Cuento: El perro azul


CUENTO VILLANO: EL PERRO AZUL




La Coti estaba apaleando ropa en la roca del río cuando llegó doña Laura. -Se la entrego mañana sin falta, doña Laura - le dijo, sin levantar la cabeza. Ella adivinaba a esta vieja pituca aunque viniera de noche con su ropa siempre negra. Ese perfume a violetas muertas la denunciaba aunque caminara contra el viento, como ahora.

-No vengo por la ropa Coti, ya sé que me la prometiste para mañana - le hablo con los dientes apretados, casi cerrados, sibilante la voz rasposa por entre los labios delgados - esta vez le vendió a Orianita un perrito azul. Sin que se nombrara a nade la Coti supo que se trataba del Adrián.

…y la hizo muy buena – siguió diciendo - mandó de cuchufleta a mi sobrino, ese loquito de Ramón que se muere por la Orianita. Lo engatusó con un peso y él se quedó con nueve. Son cosas de niños, doña Laura…

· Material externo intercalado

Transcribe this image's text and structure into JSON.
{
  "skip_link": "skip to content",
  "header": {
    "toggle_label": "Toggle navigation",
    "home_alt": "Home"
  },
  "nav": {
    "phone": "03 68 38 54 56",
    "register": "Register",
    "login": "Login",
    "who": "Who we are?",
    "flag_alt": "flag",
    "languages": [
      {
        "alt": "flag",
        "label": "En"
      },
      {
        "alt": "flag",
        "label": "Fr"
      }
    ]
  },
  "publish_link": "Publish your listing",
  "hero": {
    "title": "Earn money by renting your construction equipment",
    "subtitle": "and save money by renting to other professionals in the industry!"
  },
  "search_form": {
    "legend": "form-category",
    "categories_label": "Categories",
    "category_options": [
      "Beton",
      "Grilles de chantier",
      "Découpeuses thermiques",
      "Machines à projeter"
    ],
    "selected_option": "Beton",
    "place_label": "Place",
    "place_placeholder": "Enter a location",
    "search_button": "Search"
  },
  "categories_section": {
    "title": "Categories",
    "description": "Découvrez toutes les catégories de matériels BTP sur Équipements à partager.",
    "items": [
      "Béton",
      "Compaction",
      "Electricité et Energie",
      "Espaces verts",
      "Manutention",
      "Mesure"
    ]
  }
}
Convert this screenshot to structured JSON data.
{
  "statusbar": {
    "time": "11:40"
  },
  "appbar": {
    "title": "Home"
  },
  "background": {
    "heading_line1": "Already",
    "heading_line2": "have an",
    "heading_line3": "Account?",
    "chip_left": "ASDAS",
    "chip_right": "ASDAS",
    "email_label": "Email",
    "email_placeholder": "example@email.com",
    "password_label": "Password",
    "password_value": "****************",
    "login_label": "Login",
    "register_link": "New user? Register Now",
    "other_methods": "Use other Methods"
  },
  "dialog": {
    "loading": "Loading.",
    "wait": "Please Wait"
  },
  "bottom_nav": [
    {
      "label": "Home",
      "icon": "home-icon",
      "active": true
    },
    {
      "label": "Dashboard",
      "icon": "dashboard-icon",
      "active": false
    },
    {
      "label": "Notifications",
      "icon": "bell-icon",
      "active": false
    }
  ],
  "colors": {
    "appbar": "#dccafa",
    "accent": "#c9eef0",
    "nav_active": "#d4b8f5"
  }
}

Ya no son cosas de niños Coti, el Adrián va a cumplir los 12 y anda de gallito pisador. Me lo dijo la Asunta. Imagínese esa responsabilidad por esa chiquilla. Me la trajeron sus viejos del campo para ayuda en la casa a cambio de estudios y yo ahora con este pastel. ¿Con la Asuntita… ? – la Coti apenas pudo hablar - y reanudó con vigor el golpe de la paleta contra la ropa. -Así me vas a romper la ropa interior, Coti - la previno doña Laura - … agarró a la Asunta debajo del muelle cuando fue por el agua y en el forcejeo cayeron los dos al río. La pobre llego estilando y sin agua, con el balde vacío del puro susto. La Coti estaba muda y aunque doña Laura había callado ella seguía su faena sin mirarla.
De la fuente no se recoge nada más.